The Apostle John wrote these words in 1 John 4:7, Dear friends, let us continue to love one another, for love comes from God. In verse 9, he continues that God showed how much He loved us by sending His one and only Son into the world so that we might have eternal life through Him. This is real love—not that we loved God, but that He loved us and sent his Son as a sacrifice to take away our sins. Dear friends, since God loved us that much, we surely ought to love each other. No one has ever seen God. But if we love each other, God lives in us, and His love is brought to full expression in us (1 John 4:7, 9-12 NLT).
So, the flip side of the tender love of God is our tender love of each other. Not ooey gooey romantic love (although that’s a huge aspect of love in marriage, and God authored it), but tenderhearted, compassionate, merciful love for one another. In Ephesians 4:32 (NKJV), we read and be kind to one another, tenderhearted, forgiving one another, even as God in Christ forgave you.
“Tenderhearted” here means compassionate, good-heartedness, and pitiful. It comes from a word that means of strong bowels, as in bowels of compassion.
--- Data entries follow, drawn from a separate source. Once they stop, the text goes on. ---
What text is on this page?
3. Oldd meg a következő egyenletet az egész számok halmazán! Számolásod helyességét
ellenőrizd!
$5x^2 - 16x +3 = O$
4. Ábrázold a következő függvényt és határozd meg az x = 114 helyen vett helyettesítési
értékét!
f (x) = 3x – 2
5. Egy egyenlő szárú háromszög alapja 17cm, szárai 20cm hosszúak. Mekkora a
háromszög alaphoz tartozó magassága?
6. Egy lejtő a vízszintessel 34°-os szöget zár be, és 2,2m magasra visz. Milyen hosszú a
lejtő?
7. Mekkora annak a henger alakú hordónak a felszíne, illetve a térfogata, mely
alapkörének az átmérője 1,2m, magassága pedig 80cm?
Peter explains it further…finally, all of you be of one mind, having compassion for one another; love as brothers, be tenderhearted, be courteous; not returning evil for evil or reviling for reviling, but on the contrary blessing, knowing that you were called to this, that you may inherit a blessing (1 Peter 3:8-9 NKJV).
Is that a tall order? Not returning evil for evil or reviling for reviling. To revile is to use abusive language toward someone. Abusive language is harsh and insulting speech. Part of showing the tender love of God is refraining from using harsh words because they injure the heart. Harsh words reflect a hard, not tender, heart.
Be tenderhearted, forgiving one another, even as God in Christ forgave you. Paul’s instruction gives us the standard of forgiveness and tenderheartedness we must adhere to: even as God in Christ forgave you. What Christ suffered because of the sin of mankind is of such magnitude that the sins we commit against each other cannot compare, and yet God, in Christ, forgave us and even died to cancel the great sin debt of man. How much more should we be willing to forgive each other as we look to the example of amazing love our Savior displays?
A prayer for today: Make me tenderhearted, O Lord. As You love me tenderly, help me to reflect that tenderness to the hardest heart that may cross my path. Let those who challenge me be conquered by Your love flowing through me. Help me to “love them tender, love them sweet.” Amen.